エニモンsダイアリー:ミロクの場合 2026年9月13日4:53


ミロク

ミロク

ユーラ

ユーラ


ミロクsストーリー

### 深海の気力ゲージ

【第一景】 妖術都市・アヤカシワールドの朝、ミロクは風車塔の下で立ち止まっていた。 昨日の外出と、友人との小さな衝突で、胸の中の「気力ゲージ」は底に近い。 火の術を灯そうとしても、指先に生まれた火花は、すぐに消えた。 「今日は、低い日なんだな」

【第二景】 そこへ、ミミズクを肩にとまらせたユーラが、静かな水術の光をまとって現れた。 彼女はミロクの顔を見ても、元気づけようとはしなかった。 ただ隣に座り、石畳を流れる細い水路を見つめた。 「気力は、意思だけで動かせないよ」

【第三景】 ユーラが杖を水面に触れると、二人の足元に深海へ続く青い扉が開いた。 ミロクは水の中へ沈むように、ゆっくりと身を預ける。 考えを止めようとするほど、頭の中では白いしろくまが大きくなった。 「考えないで、って言われると、余計に考えるね」

【第四景】 しろくまは「なぜ疲れた」「もっと頑張れ」と、氷の足音を鳴らして追いかけてくる。 ミロクは追い払おうとせず、その姿を少し離れた場所から眺めた。 怒りも悲しみも、「今、そういう波が来ている」と名前をつける。 すると、しろくまの足音は、遠い海鳴りに変わった。

【第五景】 深海では、光る魚たちがミロクの周りを泳いでいた。 外へ出たこと、誰かとぶつかったこと、そのたびに心の力が減るのは自然なことだった。 落ち込みや自己否定も、永遠に続く呪いではなく、一時的な潮の流れだ。 「傷つくことを放っておくのとは、違うよ」

【第六景】 ユーラは、水の底で小さな貝殻をミロクに手渡した。 危険な波が来たら、ひとりで沈み続けず、誰かに知らせるための貝殻だった。 消えたいほど苦しい衝動も、恥ではない。助けを呼ぶ合図にしていい。 ミロクは貝殻を胸元に結び、うなずいた。

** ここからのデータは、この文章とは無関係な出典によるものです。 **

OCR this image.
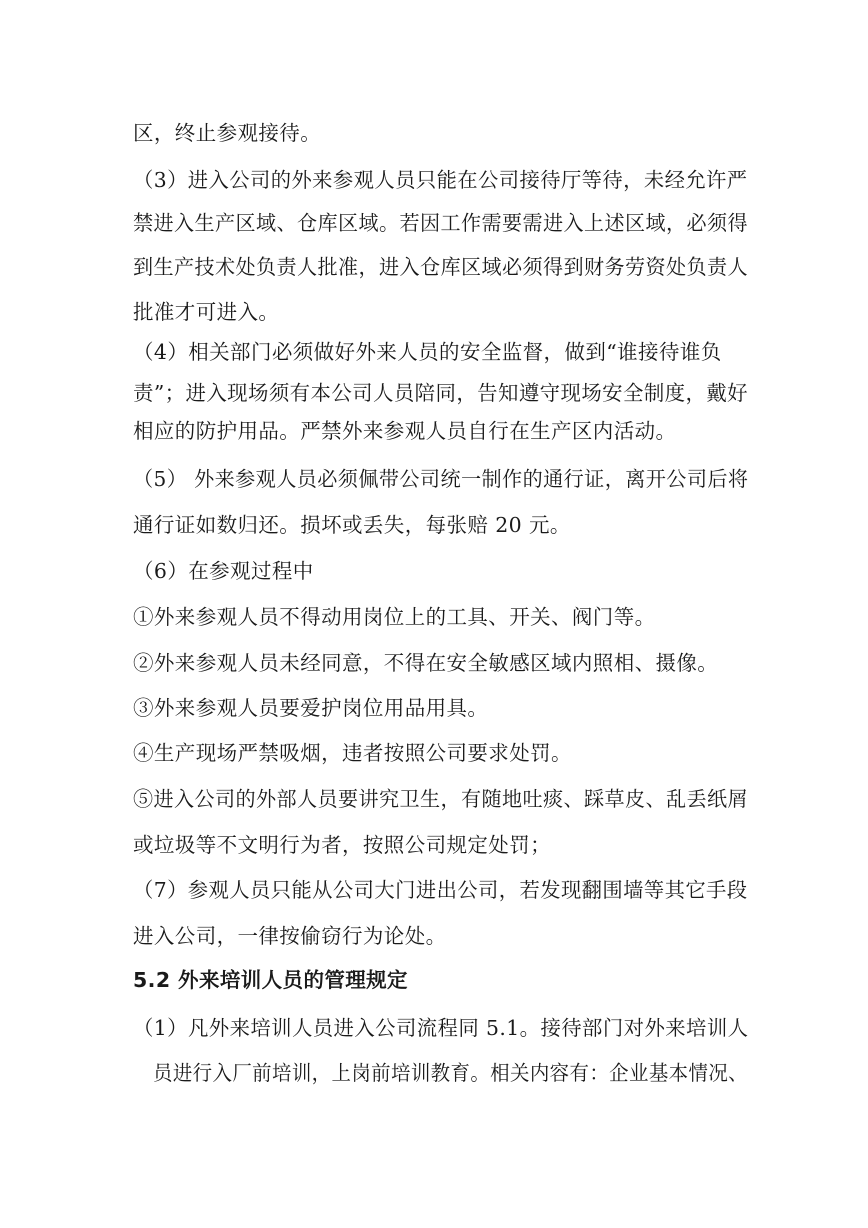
区，终止参观接待。
（3）进入公司的外来参观人员只能在公司接待厅等待，未经允许严
禁进入生产区域、仓库区域。若因工作需要需进入上述区域，必须得
到生产技术处负责人批准，进入仓库区域必须得到财务劳资处负责人
批准才可进入。
（4）相关部门必须做好外来人员的安全监督，做到“谁接待谁负
责”；进入现场须有本公司人员陪同，告知遵守现场安全制度，戴好
相应的防护用品。严禁外来参观人员自行在生产区内活动。
（5） 外来参观人员必须佩带公司统一制作的通行证，离开公司后将
通行证如数归还。损坏或丢失，每张赔 20 元。
（6）在参观过程中
①外来参观人员不得动用岗位上的工具、开关、阀门等。
②外来参观人员未经同意，不得在安全敏感区域内照相、摄像。
③外来参观人员要爱护岗位用品用具。
④生产现场严禁吸烟，违者按照公司要求处罚。
⑤进入公司的外部人员要讲究卫生，有随地吐痰、踩草皮、乱丢纸屑
或垃圾等不文明行为者，按照公司规定处罚；
（7）参观人员只能从公司大门进出公司，若发现翻围墙等其它手段
进入公司，一律按偷窃行为论处。
5.2 外来培训人员的管理规定
（1）凡外来培训人员进入公司流程同 5.1。接待部门对外来培训人
员进行入厂前培训，上岗前培训教育。相关内容有：企业基本情况、
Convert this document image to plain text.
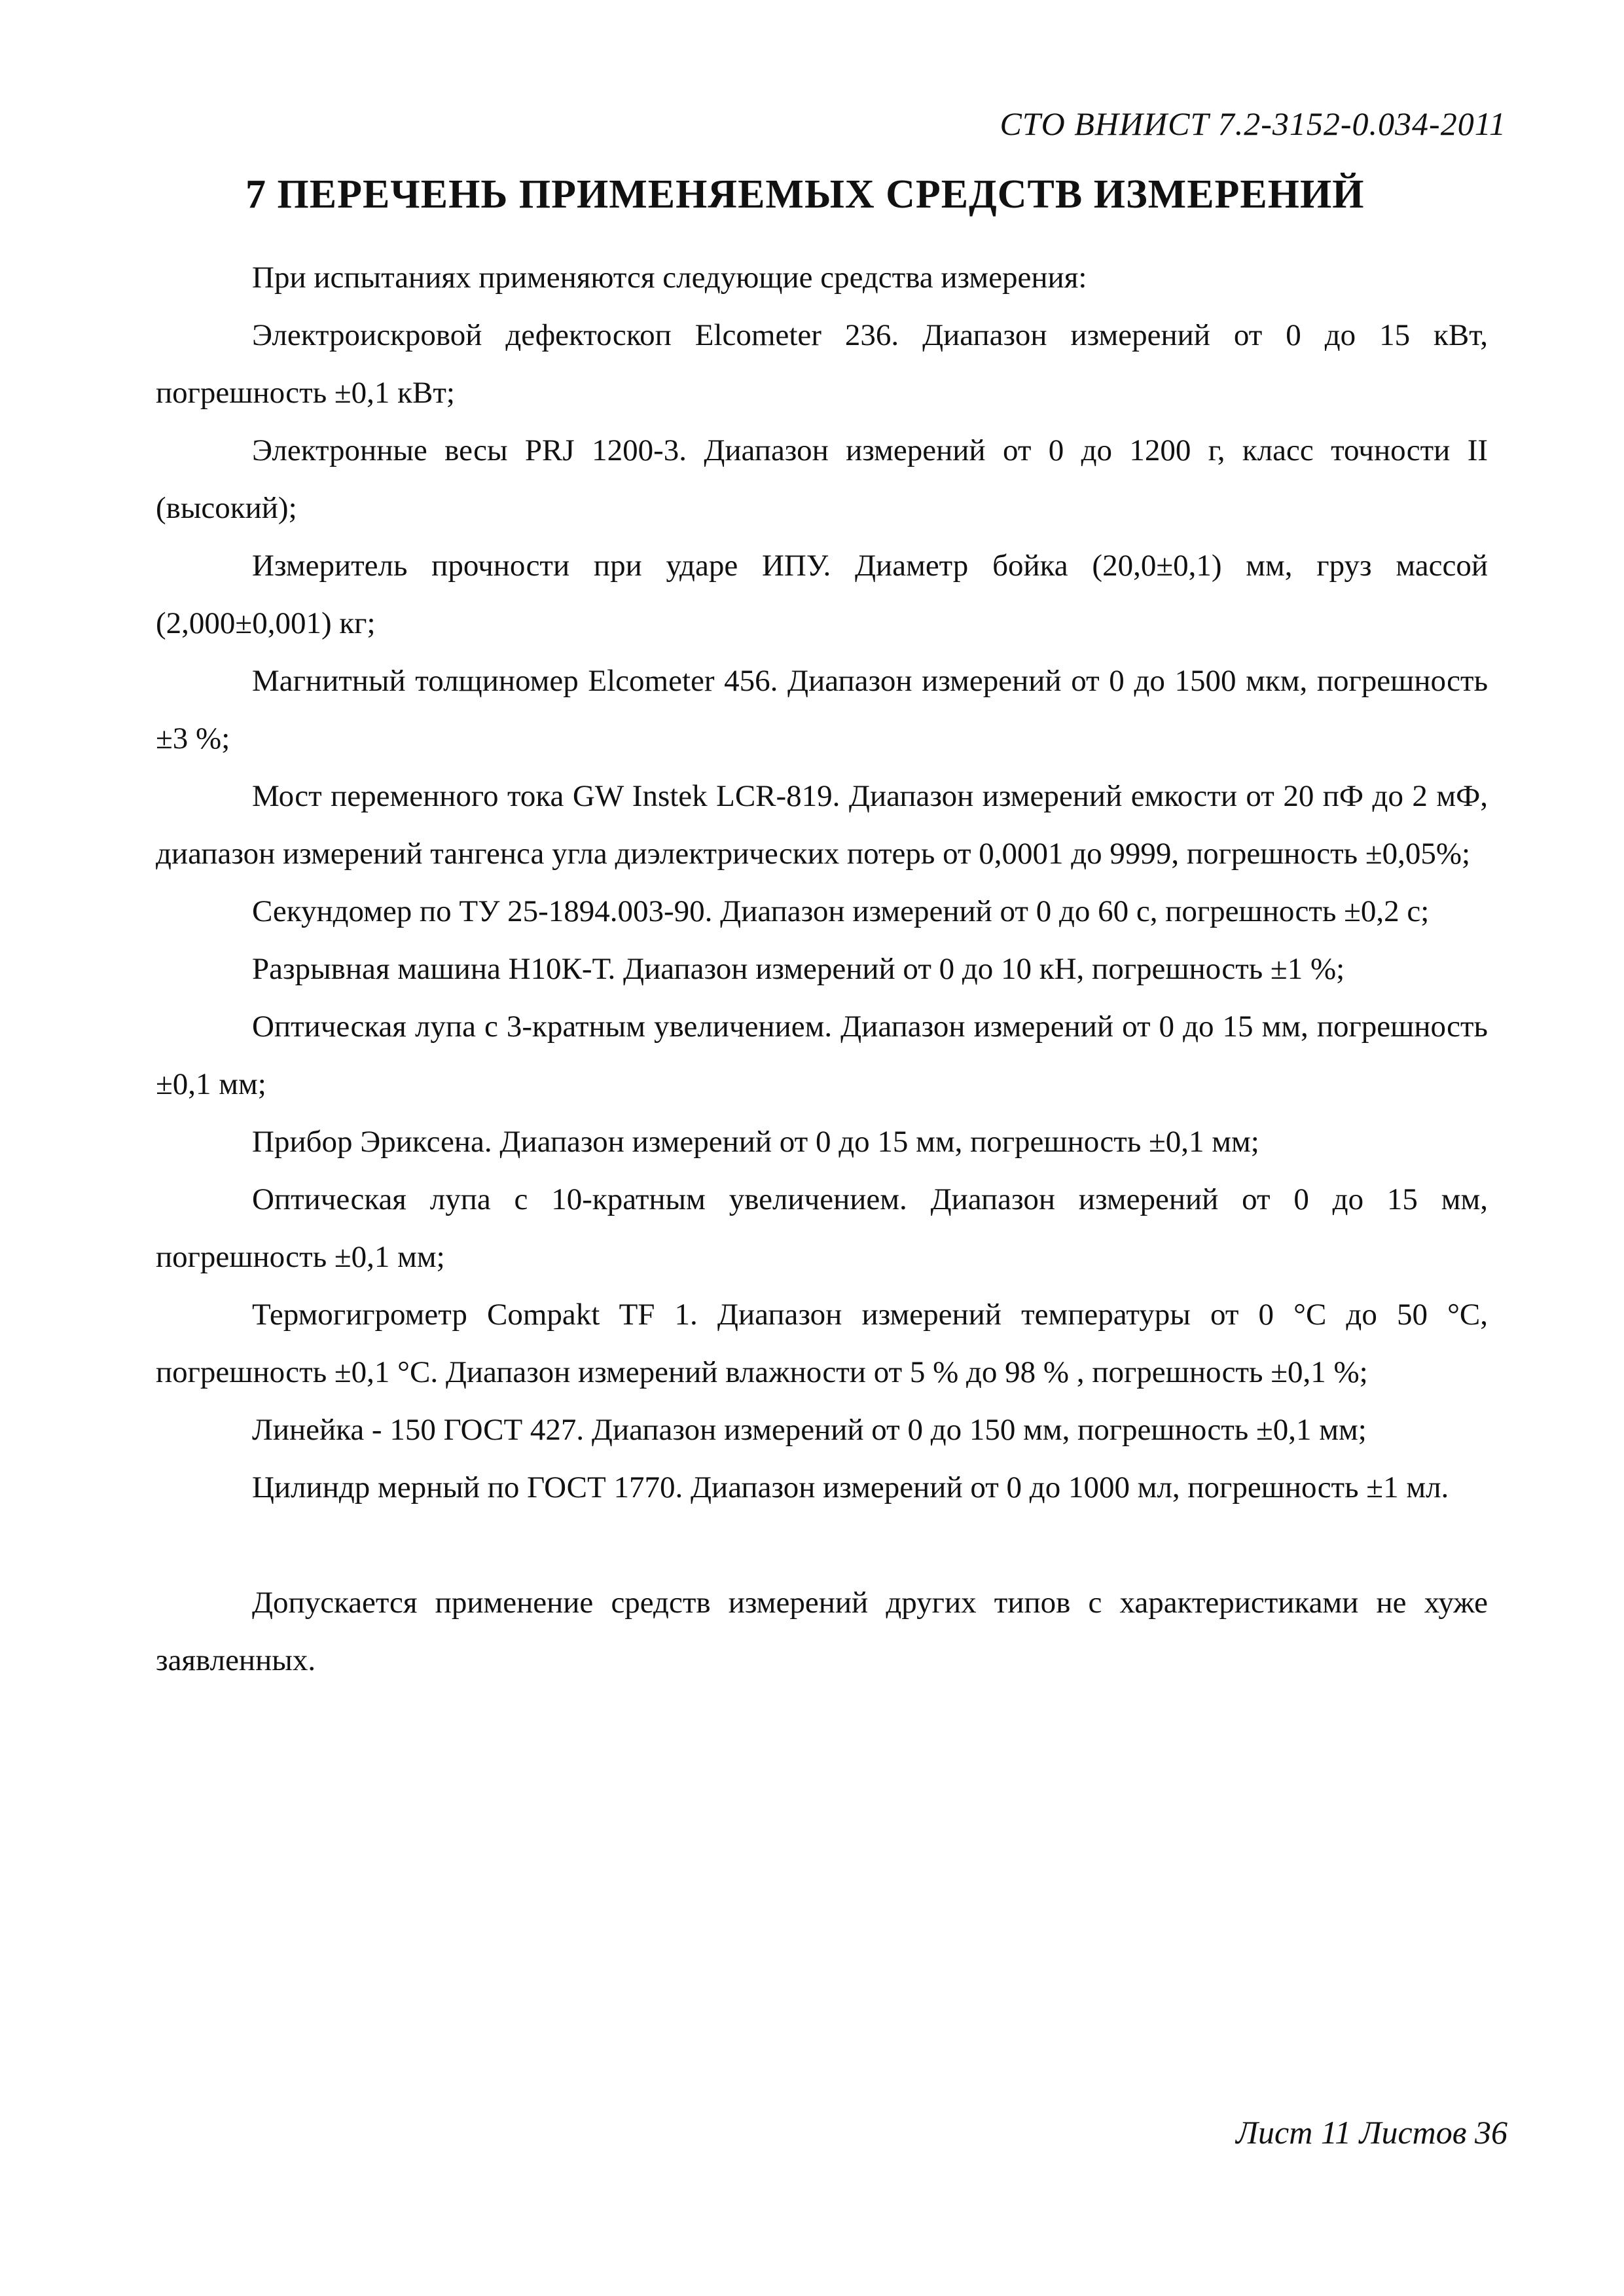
СТО ВНИИСТ 7.2-3152-0.034-2011
7 ПЕРЕЧЕНЬ ПРИМЕНЯЕМЫХ СРЕДСТВ ИЗМЕРЕНИЙ

При испытаниях применяются следующие средства измерения:

Электроискровой дефектоскоп Elcometer 236. Диапазон измерений от 0 до 15 кВт, погрешность ±0,1 кВт;

Электронные весы PRJ 1200-3. Диапазон измерений от 0 до 1200 г, класс точности II (высокий);

Измеритель прочности при ударе ИПУ. Диаметр бойка (20,0±0,1) мм, груз массой (2,000±0,001) кг;

Магнитный толщиномер Elcometer 456. Диапазон измерений от 0 до 1500 мкм, погрешность ±3 %;

Мост переменного тока GW Instek LCR-819. Диапазон измерений емкости от 20 пФ до 2 мФ, диапазон измерений тангенса угла диэлектрических потерь от 0,0001 до 9999, погрешность ±0,05%;

Секундомер по ТУ 25-1894.003-90. Диапазон измерений от 0 до 60 с, погрешность ±0,2 с;

Разрывная машина Н10К-Т. Диапазон измерений от 0 до 10 кН, погрешность ±1 %;

Оптическая лупа с 3-кратным увеличением. Диапазон измерений от 0 до 15 мм, погрешность ±0,1 мм;

Прибор Эриксена. Диапазон измерений от 0 до 15 мм, погрешность ±0,1 мм;

Оптическая лупа с 10-кратным увеличением. Диапазон измерений от 0 до 15 мм, погрешность ±0,1 мм;

Термогигрометр Compakt TF 1. Диапазон измерений температуры от 0 °С до 50 °С, погрешность ±0,1 °С. Диапазон измерений влажности от 5 % до 98 % , погрешность ±0,1 %;

Линейка - 150 ГОСТ 427. Диапазон измерений от 0 до 150 мм, погрешность ±0,1 мм;

Цилиндр мерный по ГОСТ 1770. Диапазон измерений от 0 до 1000 мл, погрешность ±1 мл.

Допускается применение средств измерений других типов с характеристиками не хуже заявленных.

Лист 11 Листов 36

【第七景】 地上へ戻ったミロクは、火を起こす代わりに、湯を一杯沸かした。 部屋の灯りを少し落とし、毛布にくるまり、何もしない時間をつくる。 今日できるのは、食べること、眠ること、誰かへ短い連絡を送ることだけで十分だった。 気力ゲージは、空のままでも責められない。

【第八景】 夕暮れ、風の妖術が塔の鈴を鳴らし、雲の向こうから淡い光が差した。 ミロクの胸の波はまだ完全には静まっていない。 それでも彼は、波を消すのではなく、波とともに息をしていた。 隣で眠るミミズクの羽音だけが、静かな夜へ続いていた。